DOI:10.1186/s12870-022-03672-z
PMID:35701735
原文链接:https://pmc.ncbi.nlm.nih.gov/articles/PMC9199210/
Abstract

BACKGROUND

Nerium indicum Mill. is an ornamental plant that is found in parks, riversides, lakesides, and scenic areas in China and other parts of the world. Our recent survey indicated the prevalence of witches' broom disease (WBD) in Guangdong, China. To find out the possible defense strategies against WBD, we performed a MiSeq based ITS sequencing to identify the possible casual organism, then did a de novo transcriptome sequencing and metabolome profiling in the phloem and stem tip of N. indicum plants suffering from WBD compared to healthy ones.

RESULTS

The survey showed that Wengyuen county and Zengcheng district had the highest disease incidence rates. The most prevalent microbial species in the diseased tissues was Cophinforma mamane. The transcriptome sequencing resulted in the identification of 191,224 unigenes of which 142,396 could be annotated. There were 19,031 and 13,284 differentially expressed genes (DEGs) between diseased phloem (NOWP) and healthy phloem (NOHP), and diseased stem (NOWS) and healthy stem (NOHS), respectively. The DEGs were enriched in MAPK-signaling (plant), plant-pathogen interaction, plant-hormone signal transduction, phenylpropanoid and flavonoid biosynthesis, linoleic acid and α-linoleic acid metabolism pathways. Particularly, we found that N. indicum plants activated the phytohormone signaling, MAPK-signaling cascade, defense related proteins, and the biosynthesis of phenylpropanoids and flavonoids as defense responses to the pathogenic infection. The metabolome profiling identified 586 metabolites of which 386 and 324 metabolites were differentially accumulated in NOHP vs NOWP and NOHS and NOWS, respectively. The differential accumulation of metabolites related to phytohormone signaling, linoleic acid metabolism, phenylpropanoid and flavonoid biosynthesis, nicotinate and nicotinamide metabolism, and citrate cycle was observed, indicating the role of these pathways in defense responses against the pathogenic infection.

CONCLUSION

Our results showed that Guangdong province has a high incidence of WBD in most of the surveyed areas. C. mamane is suspected to be the causing pathogen of WBD in N. indicum. N. indicum initiated the MAPK-signaling cascade and phytohormone signaling, leading to the activation of pathogen-associated molecular patterns and hypersensitive response.
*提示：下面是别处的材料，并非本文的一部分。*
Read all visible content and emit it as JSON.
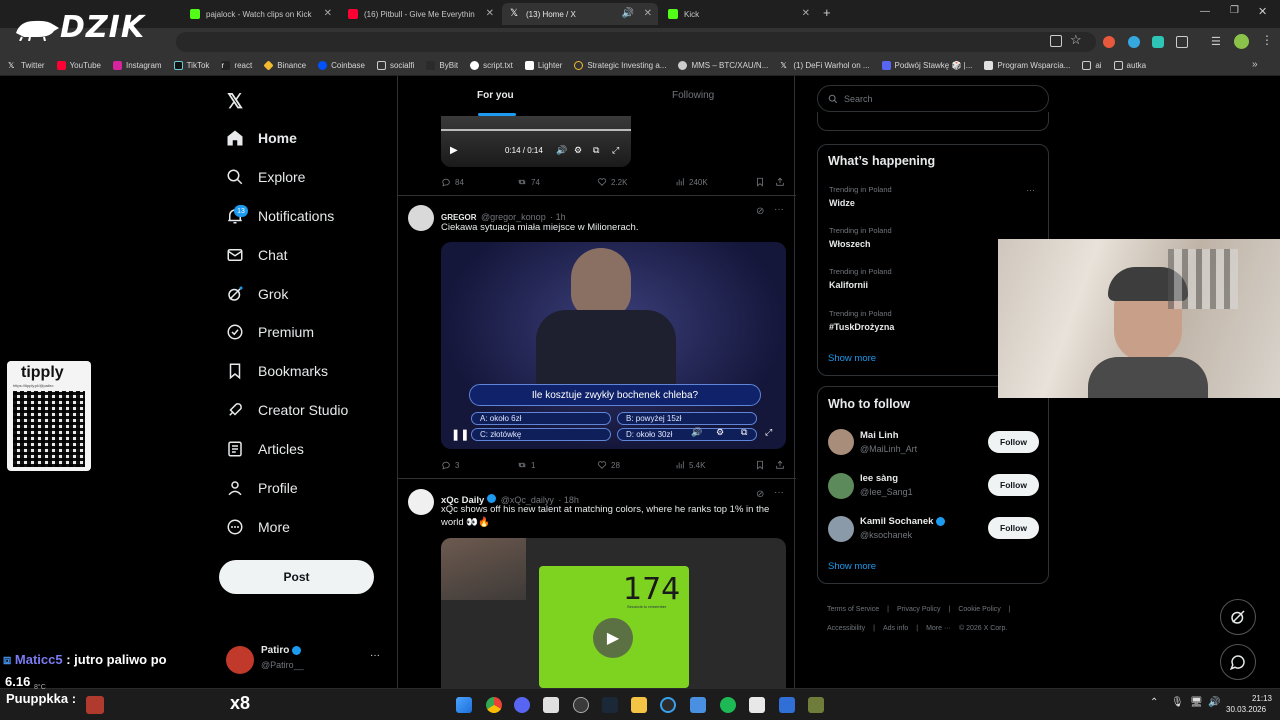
{
  "browser": {
    "tabs": [
      {
        "title": "pajalock - Watch clips on Kick",
        "favicon_color": "#53fc18"
      },
      {
        "title": "(16) Pitbull - Give Me Everythin",
        "favicon_color": "#ff0033"
      },
      {
        "title": "(13) Home / X",
        "favicon_color": "#ffffff"
      },
      {
        "title": "Kick",
        "favicon_color": "#53fc18"
      }
    ],
    "new_tab": "+",
    "bookmarks": [
      "Twitter",
      "YouTube",
      "Instagram",
      "TikTok",
      "react",
      "Binance",
      "Coinbase",
      "socialfi",
      "ByBit",
      "script.txt",
      "Lighter",
      "Strategic Investing a...",
      "MMS – BTC/XAU/N...",
      "(1) DeFi Warhol on ...",
      "Podwój Stawkę 🎲 |...",
      "Program Wsparcia...",
      "ai",
      "autka"
    ],
    "more_bookmarks": "»"
  },
  "overlay": {
    "logo_text": "DZIK",
    "tipply_title": "tipply",
    "tipply_url": "https://tipply.pl/@patiro",
    "chat_user": "Maticc5",
    "chat_message": ": jutro paliwo po",
    "chat_message_2": "6.16",
    "chat_user_2": "Puuppkka",
    "chat_sep": ":",
    "temp": "8°C"
  },
  "sidebar": {
    "items": [
      {
        "label": "Home",
        "icon": "home-icon"
      },
      {
        "label": "Explore",
        "icon": "search-icon"
      },
      {
        "label": "Notifications",
        "icon": "bell-icon"
      },
      {
        "label": "Chat",
        "icon": "mail-icon"
      },
      {
        "label": "Grok",
        "icon": "grok-icon"
      },
      {
        "label": "Premium",
        "icon": "premium-icon"
      },
      {
        "label": "Bookmarks",
        "icon": "bookmark-icon"
      },
      {
        "label": "Creator Studio",
        "icon": "rocket-icon"
      },
      {
        "label": "Articles",
        "icon": "articles-icon"
      },
      {
        "label": "Profile",
        "icon": "person-icon"
      },
      {
        "label": "More",
        "icon": "more-circle-icon"
      }
    ],
    "notifications_count": "13",
    "post_label": "Post",
    "account_name": "Patiro",
    "account_handle": "@Patiro__",
    "account_more": "···"
  },
  "feed": {
    "tabs": [
      "For you",
      "Following"
    ],
    "video1": {
      "time": "0:14 / 0:14"
    },
    "actions1": {
      "replies": "84",
      "reposts": "74",
      "likes": "2.2K",
      "views": "240K"
    },
    "tweet2": {
      "name": "GREGOR",
      "handle": "@gregor_konop",
      "time": "· 1h",
      "text": "Ciekawa sytuacja miała miejsce w Milionerach.",
      "question": "Ile kosztuje zwykły bochenek chleba?",
      "answers": [
        "A: około 6zł",
        "B: powyżej 15zł",
        "C: złotówkę",
        "D: około 30zł"
      ],
      "replies": "3",
      "reposts": "1",
      "likes": "28",
      "views": "5.4K"
    },
    "tweet3": {
      "name": "xQc Daily",
      "handle": "@xQc_dailyy",
      "time": "· 18h",
      "text": "xQc shows off his new talent at matching colors, where he ranks top 1% in the world 👀🔥",
      "game_score": "174",
      "game_caption": "Seconds to remember"
    }
  },
  "right": {
    "search_placeholder": "Search",
    "whats_happening_title": "What’s happening",
    "trends": [
      {
        "category": "Trending in Poland",
        "name": "Widze"
      },
      {
        "category": "Trending in Poland",
        "name": "Włoszech"
      },
      {
        "category": "Trending in Poland",
        "name": "Kalifornii"
      },
      {
        "category": "Trending in Poland",
        "name": "#TuskDrożyzna"
      }
    ],
    "trend_more": "···",
    "show_more": "Show more",
    "who_to_follow_title": "Who to follow",
    "follow": [
      {
        "name": "Mai Linh",
        "handle": "@MaiLinh_Art",
        "button": "Follow",
        "verified": false
      },
      {
        "name": "Iee sàng",
        "handle": "@Iee_Sang1",
        "button": "Follow",
        "verified": false
      },
      {
        "name": "Kamil Sochanek",
        "handle": "@ksochanek",
        "button": "Follow",
        "verified": true
      }
    ],
    "who_show_more": "Show more",
    "footer": [
      "Terms of Service",
      "|",
      "Privacy Policy",
      "|",
      "Cookie Policy",
      "|",
      "Accessibility",
      "|",
      "Ads info",
      "|",
      "More ···",
      "© 2026 X Corp."
    ]
  },
  "taskbar": {
    "time": "21:13",
    "date": "30.03.2026"
  },
  "colors": {
    "accent": "#1d9bf0",
    "background": "#000000",
    "border": "#2f3336",
    "muted": "#71767b"
  }
}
Furthermore, N. indicum accumulated high concentrations of phenolic acids, coumarins and lignans, and flavonoids under WBD. These results provide scientific tools for the formulation of control strategies of WBD in N. indicum.

摘要

背景

辣木(Nerium indicum Mill.)是一种观赏植物,在中国和世界其他地区的公园、河边、湖边和风景区都有发现。我们最近的调查表明,中国广东地区存在辣木丛枝病(WBD)。为了寻找防治 WBD 的可能策略,我们对 N. indicum 植物的韧皮部和茎尖进行了基于 MiSeq 的 ITS 测序以鉴定可能的致病生物,然后与健康植株进行了从头转录组测序和代谢组谱分析。

结果

调查显示,翁源县和增城区的发病率最高。在患病组织中最常见的微生物物种是 Cophinforma mamane。转录组测序结果鉴定了 191224 个非冗余基因,其中 142396 个可以注释。患病韧皮部(NOWP)与健康韧皮部(NOHP)以及患病茎(NOWS)与健康茎(NOHS)之间分别有 19031 和 13284 个差异表达基因(DEGs)。DEGs 在 MAPK 信号(植物)、植物-病原体相互作用、植物激素信号转导、苯丙烷和黄酮类生物合成、亚油酸和α-亚麻酸代谢途径中富集。特别是,我们发现辣木植物激活了植物激素信号、MAPK 信号级联、防御相关蛋白以及苯丙烷和黄酮类化合物的生物合成,作为对病原感染的防御反应。代谢组谱分析鉴定出 586 种代谢物,其中 386 种和 324 种代谢物在 NOHP 与 NOWP 以及 NOHS 与 NOWS 之间差异积累。观察到与植物激素信号、亚麻酸代谢、苯丙烷和黄酮类生物合成、烟酸和烟酰胺代谢以及柠檬酸循环相关的代谢物的差异积累,表明这些途径在对病原感染的防御反应中起作用。

结论

我们的结果表明,广东大部分调查地区的辣木丛枝病发病率较高。C. mamane 疑似是辣木丛枝病的致病病原体。辣木植物启动了 MAPK 信号级联和植物激素信号,导致病原体相关分子模式和过敏反应的激活。此外,辣木植物在 WBD 下积累了高浓度的酚酸、香豆素和木脂素以及类黄酮。这些结果为制定辣木丛枝病防治策略提供了科学工具。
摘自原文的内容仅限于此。